Prayer for Relief. The SEC demands a jury trial and requests the Court enter judgment providing relief, to include but not limited to, the following:

  1. Permanently enjoining Defendants from committing, aiding and abetting or otherwise engaging in conduct that would make them liable for the violations of the federal securities laws alleged in this complaint.
  2. Ordering Defendants to disgorge all ill-gotten gains they received directly or indirectly, with pre-judgment interest thereon, as a result of the alleged violations, pursuant to Exchange Act Section 20(d)(5) [15 U.S.C. § 78u(d)(5)] and Sections 6501(a)(1) and (a)(3) of the National Defense Authorization Act for Fiscal Year 2021, Pub.
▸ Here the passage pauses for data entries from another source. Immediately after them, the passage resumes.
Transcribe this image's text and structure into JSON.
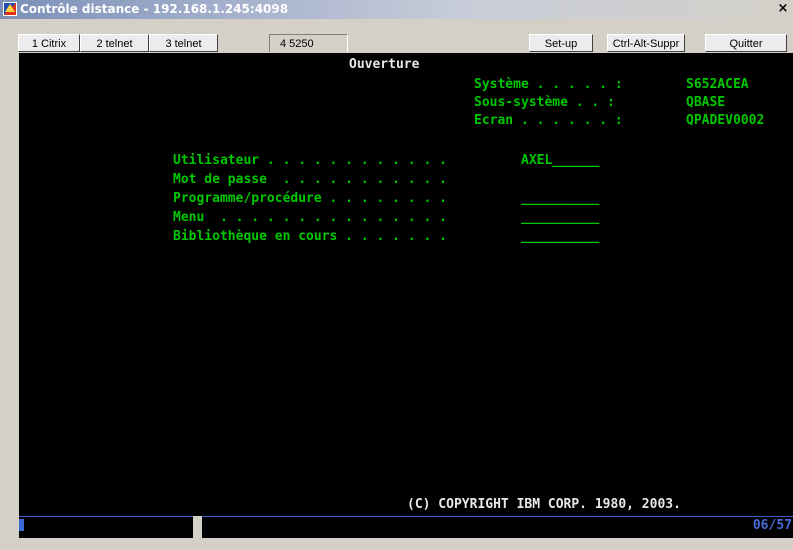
{
  "window": {
    "title": "Contrôle distance - 192.168.1.245:4098",
    "close_label": "×"
  },
  "tabs": [
    {
      "label": "1 Citrix"
    },
    {
      "label": "2 telnet"
    },
    {
      "label": "3 telnet"
    },
    {
      "label": "4 5250",
      "active": true
    }
  ],
  "toolbar": {
    "setup_label": "Set-up",
    "ctrl_alt_del_label": "Ctrl-Alt-Suppr",
    "quit_label": "Quitter"
  },
  "screen": {
    "title": "Ouverture",
    "system_info": [
      {
        "label": "Système . . . . . :",
        "value": "S652ACEA"
      },
      {
        "label": "Sous-système . . :",
        "value": "QBASE"
      },
      {
        "label": "Ecran . . . . . . :",
        "value": "QPADEV0002"
      }
    ],
    "fields": [
      {
        "label": "Utilisateur . . . . . . . . . . . .",
        "value": "AXEL______"
      },
      {
        "label": "Mot de passe  . . . . . . . . . . .",
        "value": ""
      },
      {
        "label": "Programme/procédure . . . . . . . .",
        "value": "__________"
      },
      {
        "label": "Menu  . . . . . . . . . . . . . . .",
        "value": "__________"
      },
      {
        "label": "Bibliothèque en cours . . . . . . .",
        "value": "__________"
      }
    ],
    "copyright": "(C) COPYRIGHT IBM CORP. 1980, 2003."
  },
  "status": {
    "cursor_position": "06/57"
  },
  "colors": {
    "terminal_bg": "#000000",
    "terminal_green": "#00c800",
    "terminal_white": "#e8e8e8",
    "status_blue": "#4a6bd8"
  }
}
L. No. 116-283, to be codified at 15 U.S.C. §§ 78u(d)(3) and 78u(d)(7).
  3. Ordering Defendants to pay civil monetary penalties under Securities Act Section 20(d) [15 U.S.C. § 77t(d)], Exchange Act Section 21(d)(3) [15 U.S.C. § 78u(d)(3)], and Advisers Act Section 209(e) [15 U.S.C. § 80b-9(e)].



Case is STAYED Pending Criminal Case Against certain Defendants (Stayed, Ongoing as to Monitor)

Material Orders issued by the Court to Date:

  1. Appointment of Monitor. On February 12, 2021 (as amended on April 14, 2021), the Court ordered the appointment of Joseph T. Gardemal as the independent monitor of GPB Capital.
  2. Stay Pending Conclusion of Criminal Case. On March 10, 2021, the Court granted the motion to intervene by the United States Attorney’s Office for the Eastern District of New York and stayed the civil case until conclusion of the related criminal case and the ongoing grand jury investigation. The Court excludes from this stay any work performed by the Monitor, matters related to the Monitorship, or any future expansion of the Monitorship.